« La grande porte »

« La grande porte »

Comment précipiter le déclin politique du Québec

Jean-François Lisée
Auteur de Sortie de secours

Le Devoir, mars 2000

 


Des militants péquistes, des députés du Bloc québécois, des membres de la société civile comme Gérald Larose ont, avant et après la publication de Sortie de secours, plaidé pour la nécessité de préserver le rapport de forces du Québec en attendant la réalisation de la souveraineté. Pourquoi ? Parce qu ‘ils comprennent le message transmis avec force par l’électorat: une majorité souverainiste n’est pas à portée de main. La situation du Québec se dégradant à grande vitesse, ces militants trouvent urgent de préserver notre rapport de forces collectif dans l’intervalle.

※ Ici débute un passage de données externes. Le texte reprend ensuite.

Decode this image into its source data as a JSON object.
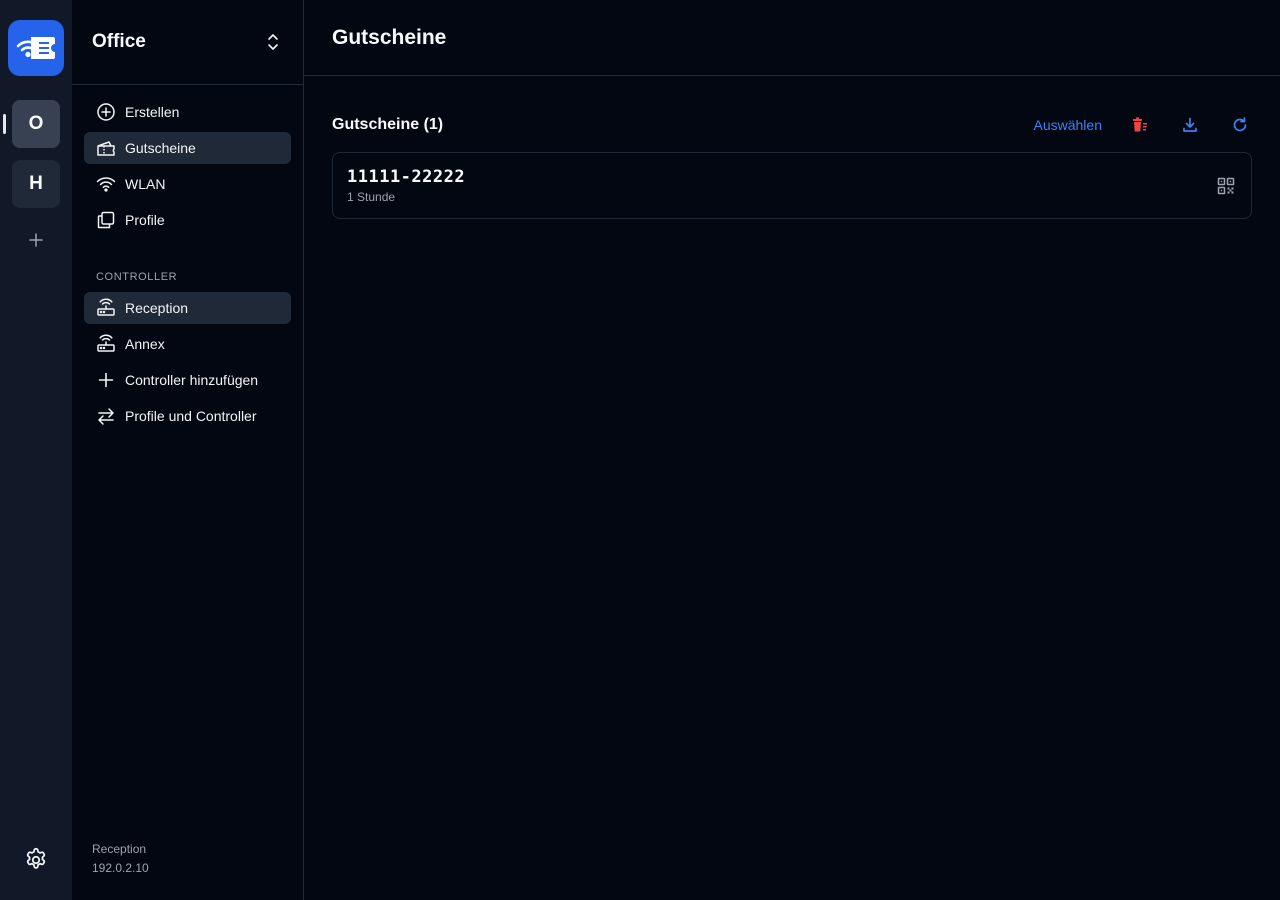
{
  "rail": {
    "workspaces": [
      {
        "letter": "O"
      },
      {
        "letter": "H"
      }
    ],
    "icons": {
      "logo": "wifi-ticket-icon",
      "add": "plus-icon",
      "settings": "gear-icon"
    }
  },
  "sidebar": {
    "title": "Office",
    "items": [
      {
        "label": "Erstellen",
        "icon": "plus-circle-icon"
      },
      {
        "label": "Gutscheine",
        "icon": "ticket-icon"
      },
      {
        "label": "WLAN",
        "icon": "wifi-icon"
      },
      {
        "label": "Profile",
        "icon": "copy-icon"
      }
    ],
    "controller_section_label": "CONTROLLER",
    "controllers": [
      {
        "label": "Reception",
        "icon": "router-icon"
      },
      {
        "label": "Annex",
        "icon": "router-icon"
      },
      {
        "label": "Controller hinzufügen",
        "icon": "plus-icon"
      },
      {
        "label": "Profile und Controller",
        "icon": "arrows-swap-icon"
      }
    ],
    "footer": {
      "controller_name": "Reception",
      "controller_ip": "192.0.2.10"
    }
  },
  "main": {
    "page_title": "Gutscheine",
    "section_title": "Gutscheine (1)",
    "select_label": "Auswählen",
    "vouchers": [
      {
        "code": "11111-22222",
        "duration": "1 Stunde"
      }
    ]
  },
  "colors": {
    "accent": "#3b82f6",
    "danger": "#ef4444",
    "background": "#030712",
    "rail": "#111827"
  }
}
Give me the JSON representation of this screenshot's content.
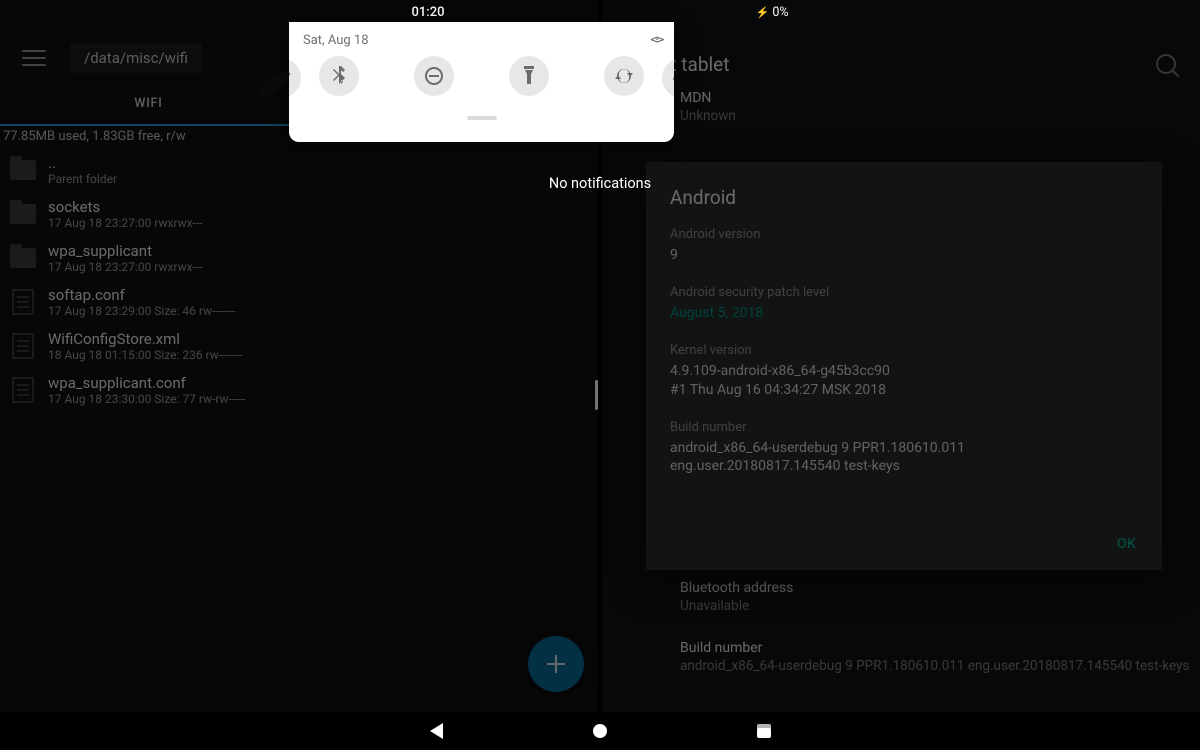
{
  "status": {
    "time": "01:20",
    "battery": "0%",
    "charging_glyph": "⚡"
  },
  "shade": {
    "date": "Sat, Aug 18",
    "tiles": [
      "wifi",
      "bluetooth",
      "dnd",
      "flashlight",
      "rotate",
      "airplane"
    ],
    "no_notifications": "No notifications"
  },
  "fm": {
    "path": "/data/misc/wifi",
    "tab_label": "WIFI",
    "storage": "77.85MB used, 1.83GB free, r/w",
    "rows": [
      {
        "icon": "folder",
        "name": "..",
        "meta": "Parent folder"
      },
      {
        "icon": "folder",
        "name": "sockets",
        "meta": "17 Aug 18 23:27:00   rwxrwx---"
      },
      {
        "icon": "folder",
        "name": "wpa_supplicant",
        "meta": "17 Aug 18 23:27:00   rwxrwx---"
      },
      {
        "icon": "file",
        "name": "softap.conf",
        "meta": "17 Aug 18 23:29:00  Size: 46  rw-------"
      },
      {
        "icon": "file",
        "name": "WifiConfigStore.xml",
        "meta": "18 Aug 18 01:15:00  Size: 236  rw-------"
      },
      {
        "icon": "file",
        "name": "wpa_supplicant.conf",
        "meta": "17 Aug 18 23:30:00  Size: 77  rw-rw-----"
      }
    ]
  },
  "settings": {
    "title": "About tablet",
    "mdn_label": "MDN",
    "mdn_value": "Unknown",
    "bt_label": "Bluetooth address",
    "bt_value": "Unavailable",
    "build_label": "Build number",
    "build_value": "android_x86_64-userdebug 9 PPR1.180610.011 eng.user.20180817.145540 test-keys"
  },
  "dialog": {
    "title": "Android",
    "version_label": "Android version",
    "version_value": "9",
    "patch_label": "Android security patch level",
    "patch_value": "August 5, 2018",
    "kernel_label": "Kernel version",
    "kernel_value": "4.9.109-android-x86_64-g45b3cc90\n#1 Thu Aug 16 04:34:27 MSK 2018",
    "build_label": "Build number",
    "build_value": "android_x86_64-userdebug 9 PPR1.180610.011 eng.user.20180817.145540 test-keys",
    "ok": "OK"
  }
}
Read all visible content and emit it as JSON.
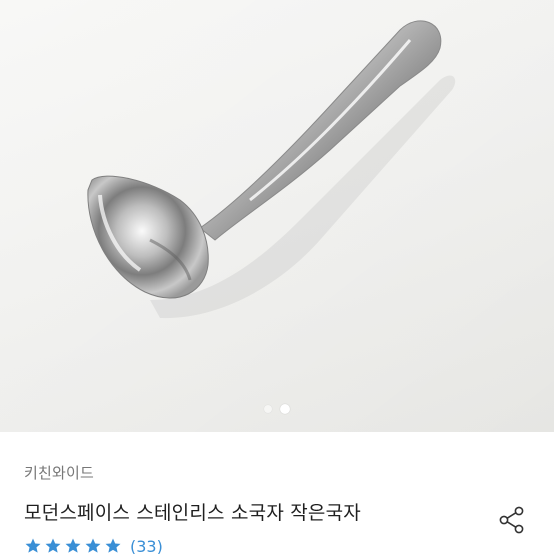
{
  "product": {
    "seller": "키친와이드",
    "title": "모던스페이스 스테인리스 소국자 작은국자",
    "review_count": "(33)",
    "rating": 5,
    "rating_max": 5
  },
  "gallery": {
    "image_count": 2,
    "active_index": 1
  },
  "icons": {
    "share": "share-icon",
    "star": "star-icon"
  },
  "colors": {
    "star": "#3a8fd6",
    "review_count": "#3a8fd6",
    "seller": "#777777",
    "title": "#1f1f1f"
  }
}
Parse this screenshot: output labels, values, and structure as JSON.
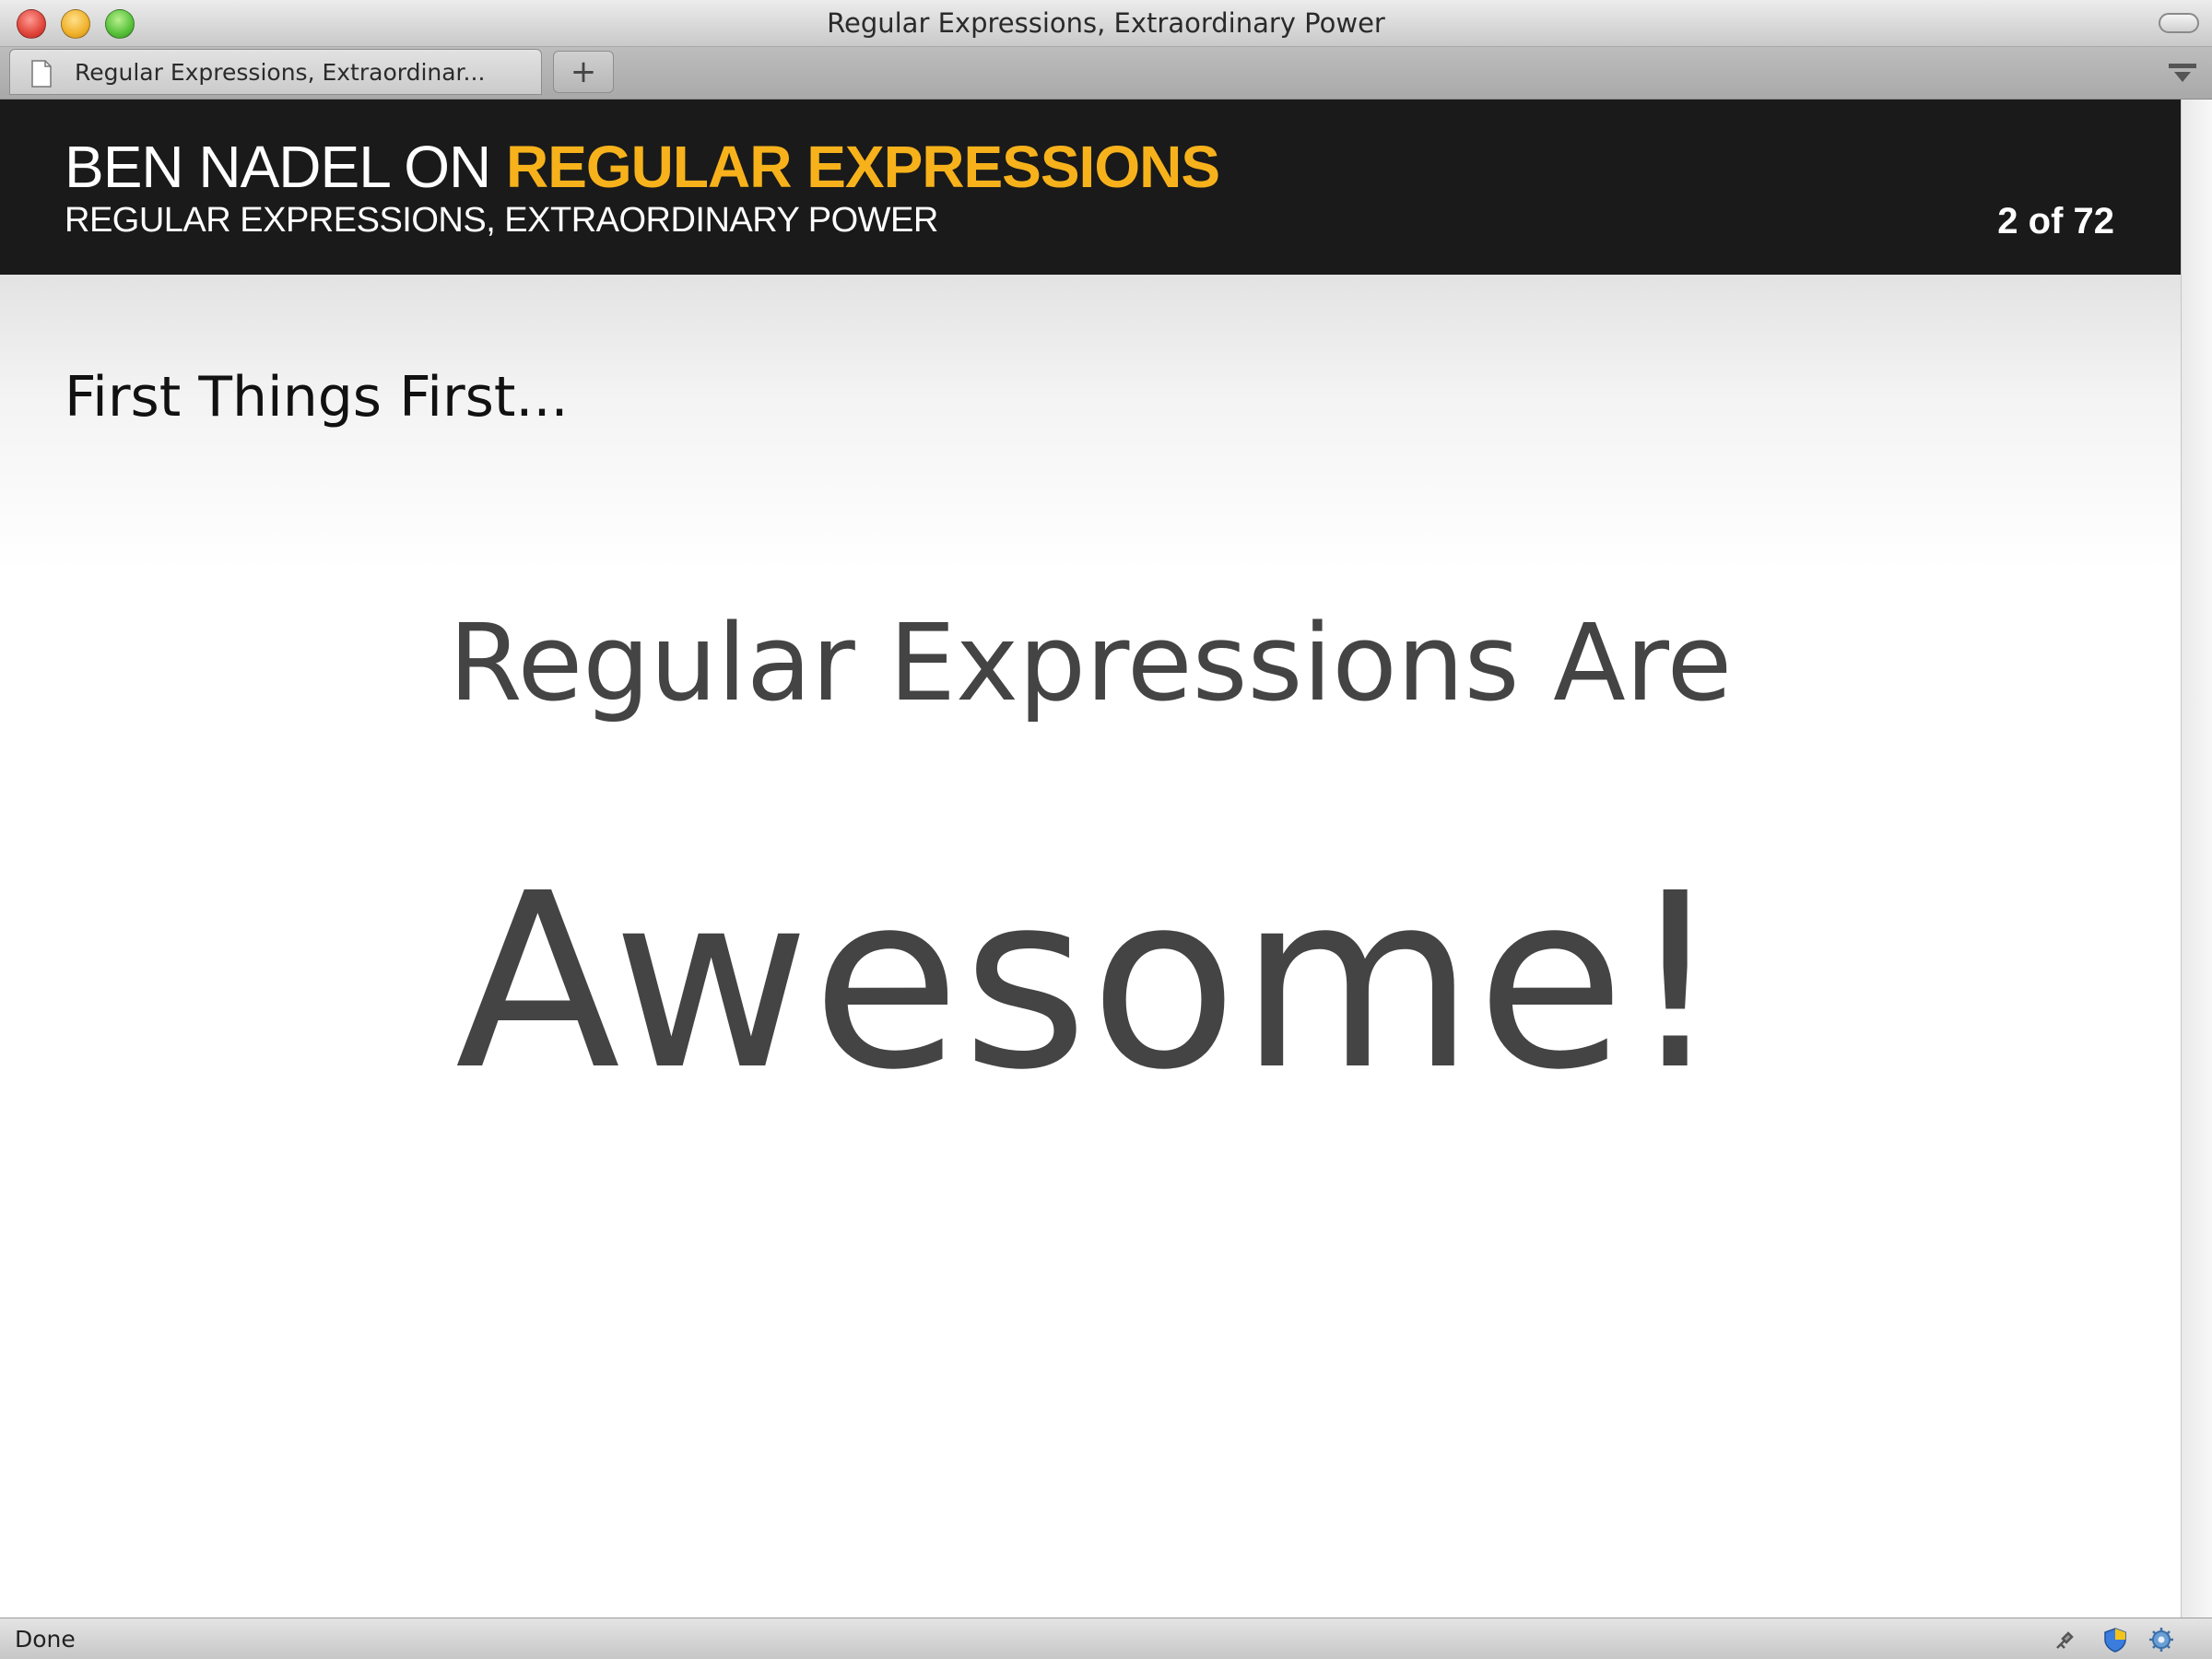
{
  "window": {
    "title": "Regular Expressions, Extraordinary Power"
  },
  "tabs": [
    {
      "label": "Regular Expressions, Extraordinar..."
    }
  ],
  "new_tab_label": "+",
  "slide": {
    "header_prefix": "BEN NADEL ON ",
    "header_highlight": "REGULAR EXPRESSIONS",
    "subtitle": "REGULAR EXPRESSIONS, EXTRAORDINARY POWER",
    "counter": "2 of 72",
    "section_title": "First Things First...",
    "line_one": "Regular Expressions Are",
    "line_two": "Awesome!"
  },
  "status": {
    "text": "Done"
  },
  "colors": {
    "header_background": "#1a1a1a",
    "header_accent": "#f7b21b",
    "body_text": "#444444"
  }
}
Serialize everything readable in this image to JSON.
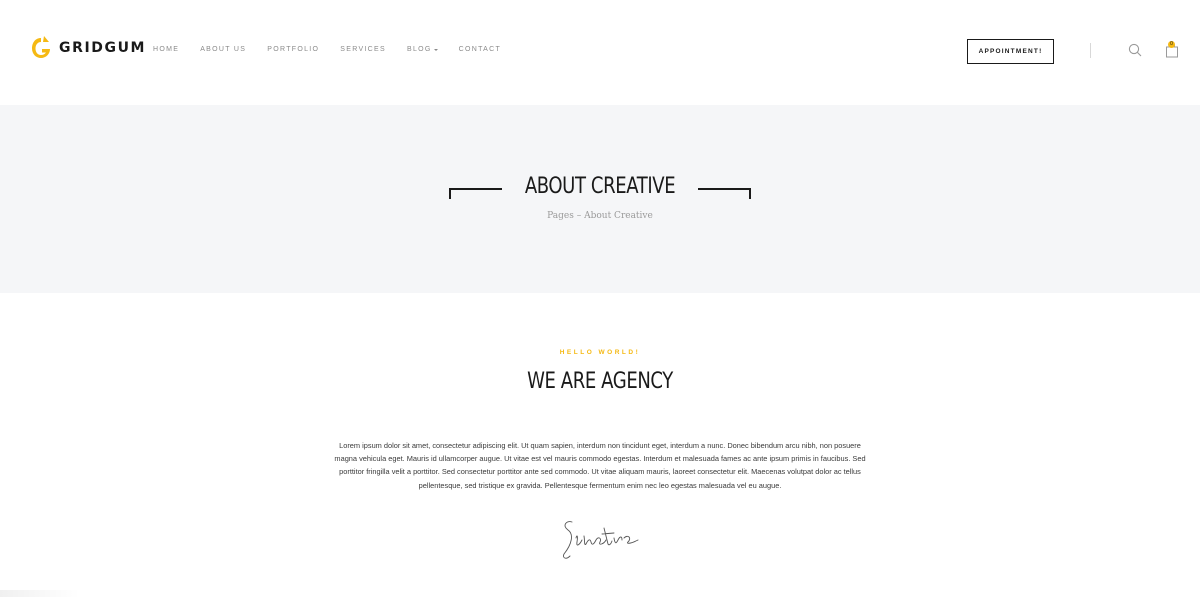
{
  "brand": {
    "name": "GRIDGUM",
    "accent_color": "#f5b914"
  },
  "nav": {
    "items": [
      {
        "label": "HOME"
      },
      {
        "label": "ABOUT US"
      },
      {
        "label": "PORTFOLIO"
      },
      {
        "label": "SERVICES"
      },
      {
        "label": "BLOG",
        "has_dropdown": true
      },
      {
        "label": "CONTACT"
      }
    ],
    "appointment_label": "APPOINTMENT!",
    "cart_count": "0"
  },
  "banner": {
    "title": "ABOUT CREATIVE",
    "breadcrumb": "Pages – About Creative"
  },
  "intro": {
    "eyebrow": "HELLO WORLD!",
    "title": "WE ARE AGENCY",
    "paragraph_lines": [
      "Lorem ipsum dolor sit amet, consectetur adipiscing elit. Ut quam sapien, interdum non tincidunt eget, interdum a nunc. Donec bibendum arcu nibh, non posuere",
      "magna vehicula eget. Mauris id ullamcorper augue. Ut vitae est vel mauris commodo egestas. Interdum et malesuada fames ac ante ipsum primis in faucibus. Sed",
      "porttitor fringilla velit a porttitor. Sed consectetur porttitor ante sed commodo. Ut vitae aliquam mauris, laoreet consectetur elit. Maecenas volutpat dolor ac tellus",
      "pellentesque, sed tristique ex gravida. Pellentesque fermentum enim nec leo egestas malesuada vel eu augue."
    ],
    "signature_text": "Sinatra"
  },
  "icons": {
    "search": "search-icon",
    "cart": "shopping-bag-icon",
    "logo": "logo-mark-icon"
  }
}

Ils semblent d’ailleurs sceptiques face aux arguments avancés sur la marche inexorable de la souveraineté, partie de 0% en 1960 pour atteindre 40% en 1980 puis 49% en 1995. Peut-être se souviennent-ils que ce dernier résultat fut au contraire enregistré alors que la pente était descendante, partie de 67% à la mort de Meech en 1990, descendue à 49% au référendum de 1995 et atteignant 41% au début de 2000. Denis Monière, Guy Bouthillier, des ministres importants citent à l’appui de leur optimisme un sondage de 1995 qui ne laissait pas présager la quasi-victoire d’octobre. Les faits indiquent plutôt que le méga-sondage de 10 000 répondants de janvier 1995 donnait 46% (et non 40, venu d’un CROP sujet à caution) à une question sur « la souveraineté » nullement assortie d’une offre d’association ou de partenariat. On savait à l’époque que l’ajout de cette offre faisait passer le cap du 50%, cap effectivement passé à l’été 1995 après la conclusion de l’accord PQ-Bloc-ADQ. En septembre, l’affaire Le Hir repoussa temporairement le vote pour le Oui à 42%. Il reprit ensuite sa progression jusqu’au résultat que l’on sait. Rien à voir, donc, avec le maigre 41% actuellement enregistré sur la « souveraineté partenariat ».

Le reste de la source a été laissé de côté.